В детстве нам так нравилось выдергивать из пушистого ковра лесной травы еще совсем крошечный и не успевший потемнеть росток каштанового дерева — а на его оконечности теплым блеском старинной мебели отливал сам каштан, в налитой неведомой силой кожице которого теплилось обещание испачканных зеленью ладоней, летней тени, дарящей долгожданной облегчение, парящих в небе белых или розовых треугольников воздушных змеев, танцев по вечерам... и сотен таких же будущих каштанов, которые найдут под молодыми побегами сотни таких же зачарованных ребятишек! Именно в эту перспективу и вписывается лучше всего творчество Арпа. Пожалуй, лишь он один может выполнить для нас тот разрез, о котором говорилось в начале; его поэзия, как словесная, так и пластическая, словно пульсирует внутри этого разреза, стремясь открыть нам новый мир, но не воздушный, парящий в небесах, а подземный, по закоулкам которого мысль петляет, точно растение — усиками и корнями. Каждое утро он начинал с повторения одного и того же рисунка, пытаясь уловить мельчайшие отличия в бесчисленных вариантах; свои работы он выстраивал при помощи текучих форм, вырезанных из картона, раскрашенных и приклеенных к доске — как будто на излете невидимого движения (сопоставление по закону случайности). Он словно сжился нутром с тайнами этой постоянно возрождающейся жизни, где мельчайшая деталь облекается наивысшим значением, а привычные различия между вещами, наоборот, теряют всякий смысл, где редчайшие породы юмора залегают поистине неистощимыми жилами. «Воздух — это корень. В камне внутренности животных. Браво. Браво. Валуном вода ветвится. Трещины в камнях похожи на жадно раскрытые рты, а сверху гребнем рыбьего скелета распустился папоротник. Браво. Волнистый бок камня — точно тело, искаженное болью. Камни словно облака... Браво... Браво.»
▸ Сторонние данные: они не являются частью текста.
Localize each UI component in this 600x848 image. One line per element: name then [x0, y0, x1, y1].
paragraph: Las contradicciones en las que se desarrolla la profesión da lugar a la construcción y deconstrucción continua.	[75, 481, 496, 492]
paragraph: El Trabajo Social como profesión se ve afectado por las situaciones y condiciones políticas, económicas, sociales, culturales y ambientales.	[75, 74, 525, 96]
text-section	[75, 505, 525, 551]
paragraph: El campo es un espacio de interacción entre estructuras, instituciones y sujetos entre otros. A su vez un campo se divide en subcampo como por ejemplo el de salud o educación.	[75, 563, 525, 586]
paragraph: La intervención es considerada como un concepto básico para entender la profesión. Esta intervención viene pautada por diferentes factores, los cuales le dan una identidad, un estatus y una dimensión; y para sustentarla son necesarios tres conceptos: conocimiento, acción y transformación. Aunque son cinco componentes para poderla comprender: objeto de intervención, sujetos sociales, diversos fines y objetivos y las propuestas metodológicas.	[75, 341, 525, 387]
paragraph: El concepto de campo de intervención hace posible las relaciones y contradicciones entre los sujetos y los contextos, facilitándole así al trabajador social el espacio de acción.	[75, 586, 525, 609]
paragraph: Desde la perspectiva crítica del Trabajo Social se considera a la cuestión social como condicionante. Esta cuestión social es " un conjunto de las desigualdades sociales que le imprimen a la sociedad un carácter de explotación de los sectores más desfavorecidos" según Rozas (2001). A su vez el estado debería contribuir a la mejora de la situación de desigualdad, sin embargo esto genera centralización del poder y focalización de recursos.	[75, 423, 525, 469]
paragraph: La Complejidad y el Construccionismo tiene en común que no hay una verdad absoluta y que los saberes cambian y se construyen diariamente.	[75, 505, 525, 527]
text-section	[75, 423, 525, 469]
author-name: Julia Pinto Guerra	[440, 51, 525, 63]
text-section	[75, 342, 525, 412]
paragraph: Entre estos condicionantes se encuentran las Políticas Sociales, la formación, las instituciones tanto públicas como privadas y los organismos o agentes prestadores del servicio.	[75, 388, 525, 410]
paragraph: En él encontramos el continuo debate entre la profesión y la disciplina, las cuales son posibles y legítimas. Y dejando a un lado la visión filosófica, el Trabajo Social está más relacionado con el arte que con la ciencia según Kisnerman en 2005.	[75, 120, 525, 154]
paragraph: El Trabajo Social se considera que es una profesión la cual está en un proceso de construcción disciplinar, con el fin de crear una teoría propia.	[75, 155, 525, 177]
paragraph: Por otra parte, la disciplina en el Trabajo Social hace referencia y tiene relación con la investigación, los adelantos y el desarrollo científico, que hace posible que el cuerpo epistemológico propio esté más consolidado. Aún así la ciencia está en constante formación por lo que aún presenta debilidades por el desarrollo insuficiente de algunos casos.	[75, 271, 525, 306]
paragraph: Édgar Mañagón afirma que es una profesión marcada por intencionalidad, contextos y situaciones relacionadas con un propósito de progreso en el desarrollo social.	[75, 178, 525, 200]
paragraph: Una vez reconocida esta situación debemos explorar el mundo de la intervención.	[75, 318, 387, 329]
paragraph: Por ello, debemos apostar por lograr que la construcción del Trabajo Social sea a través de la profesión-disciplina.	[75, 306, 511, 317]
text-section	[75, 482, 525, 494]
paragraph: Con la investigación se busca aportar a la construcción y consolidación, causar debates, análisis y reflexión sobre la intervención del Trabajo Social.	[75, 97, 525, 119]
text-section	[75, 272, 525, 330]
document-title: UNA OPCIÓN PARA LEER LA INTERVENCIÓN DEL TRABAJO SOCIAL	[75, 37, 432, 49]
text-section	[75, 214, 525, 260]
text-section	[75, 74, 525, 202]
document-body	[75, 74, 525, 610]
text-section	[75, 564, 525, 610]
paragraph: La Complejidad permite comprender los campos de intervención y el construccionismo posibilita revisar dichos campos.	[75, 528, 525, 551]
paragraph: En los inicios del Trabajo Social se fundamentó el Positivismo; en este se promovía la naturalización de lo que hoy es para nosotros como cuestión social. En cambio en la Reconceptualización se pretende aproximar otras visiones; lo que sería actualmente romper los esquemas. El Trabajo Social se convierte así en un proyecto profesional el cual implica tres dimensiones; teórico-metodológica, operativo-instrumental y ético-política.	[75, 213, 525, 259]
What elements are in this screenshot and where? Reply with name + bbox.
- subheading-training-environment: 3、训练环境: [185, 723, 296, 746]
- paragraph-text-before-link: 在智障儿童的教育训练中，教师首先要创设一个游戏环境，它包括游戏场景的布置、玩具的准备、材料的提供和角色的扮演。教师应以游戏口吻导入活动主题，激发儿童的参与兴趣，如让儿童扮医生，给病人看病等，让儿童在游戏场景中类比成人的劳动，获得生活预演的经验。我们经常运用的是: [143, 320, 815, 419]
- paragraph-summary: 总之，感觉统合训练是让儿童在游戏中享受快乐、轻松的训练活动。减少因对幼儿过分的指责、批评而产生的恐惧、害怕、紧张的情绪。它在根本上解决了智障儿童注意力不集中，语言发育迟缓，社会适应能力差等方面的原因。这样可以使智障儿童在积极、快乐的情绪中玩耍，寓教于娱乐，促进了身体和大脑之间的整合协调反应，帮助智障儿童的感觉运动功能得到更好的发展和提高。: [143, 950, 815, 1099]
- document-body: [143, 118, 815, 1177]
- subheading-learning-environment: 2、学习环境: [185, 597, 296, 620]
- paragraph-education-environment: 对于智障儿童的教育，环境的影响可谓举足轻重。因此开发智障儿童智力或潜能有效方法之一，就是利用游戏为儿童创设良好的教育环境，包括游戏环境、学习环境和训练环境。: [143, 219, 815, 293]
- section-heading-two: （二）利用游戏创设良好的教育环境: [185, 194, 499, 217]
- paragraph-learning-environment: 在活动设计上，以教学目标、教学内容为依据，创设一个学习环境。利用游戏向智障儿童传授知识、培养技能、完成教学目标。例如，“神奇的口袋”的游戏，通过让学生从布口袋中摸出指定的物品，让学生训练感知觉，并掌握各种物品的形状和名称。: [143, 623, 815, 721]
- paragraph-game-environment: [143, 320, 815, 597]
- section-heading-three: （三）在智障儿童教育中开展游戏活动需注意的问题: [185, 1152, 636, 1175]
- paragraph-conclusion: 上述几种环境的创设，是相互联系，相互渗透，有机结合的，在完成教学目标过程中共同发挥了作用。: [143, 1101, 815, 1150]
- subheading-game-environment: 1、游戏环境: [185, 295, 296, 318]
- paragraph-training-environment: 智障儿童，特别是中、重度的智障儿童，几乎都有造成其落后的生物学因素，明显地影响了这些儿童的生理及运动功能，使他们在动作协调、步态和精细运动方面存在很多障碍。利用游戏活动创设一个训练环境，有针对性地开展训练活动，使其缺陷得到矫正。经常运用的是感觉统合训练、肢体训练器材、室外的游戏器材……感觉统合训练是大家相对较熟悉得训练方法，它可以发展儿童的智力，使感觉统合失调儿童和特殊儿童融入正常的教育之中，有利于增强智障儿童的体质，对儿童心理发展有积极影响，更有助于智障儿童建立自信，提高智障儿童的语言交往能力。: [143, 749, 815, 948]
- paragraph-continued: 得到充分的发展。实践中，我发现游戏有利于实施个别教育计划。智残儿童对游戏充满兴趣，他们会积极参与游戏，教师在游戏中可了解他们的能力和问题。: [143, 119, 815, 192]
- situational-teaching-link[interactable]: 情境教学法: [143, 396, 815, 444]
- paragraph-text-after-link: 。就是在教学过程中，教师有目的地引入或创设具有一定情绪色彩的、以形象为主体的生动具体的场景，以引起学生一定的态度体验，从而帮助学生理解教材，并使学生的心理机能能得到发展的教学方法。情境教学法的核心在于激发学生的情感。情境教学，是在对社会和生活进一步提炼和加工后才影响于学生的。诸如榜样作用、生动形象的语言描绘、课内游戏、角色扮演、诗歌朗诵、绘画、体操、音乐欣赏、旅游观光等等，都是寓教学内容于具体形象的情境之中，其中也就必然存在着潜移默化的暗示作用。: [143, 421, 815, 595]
Когда во время первой мировой, в Цюрихе, его вызвали в немецкое консульство, Арп, — как он сам позже признавал, несколько разволновавшись, — останавливается по дороге перед портретом Гинденбурга, чтобы перекреститься. Позже, на предложение психиатра написать свою дату рождения, он без остановки повторяет ее столбцом до самого низа страницы, после чего проводит горизонтальную черту и, нимало не заботясь о верности результата, пишет многозначную сумму.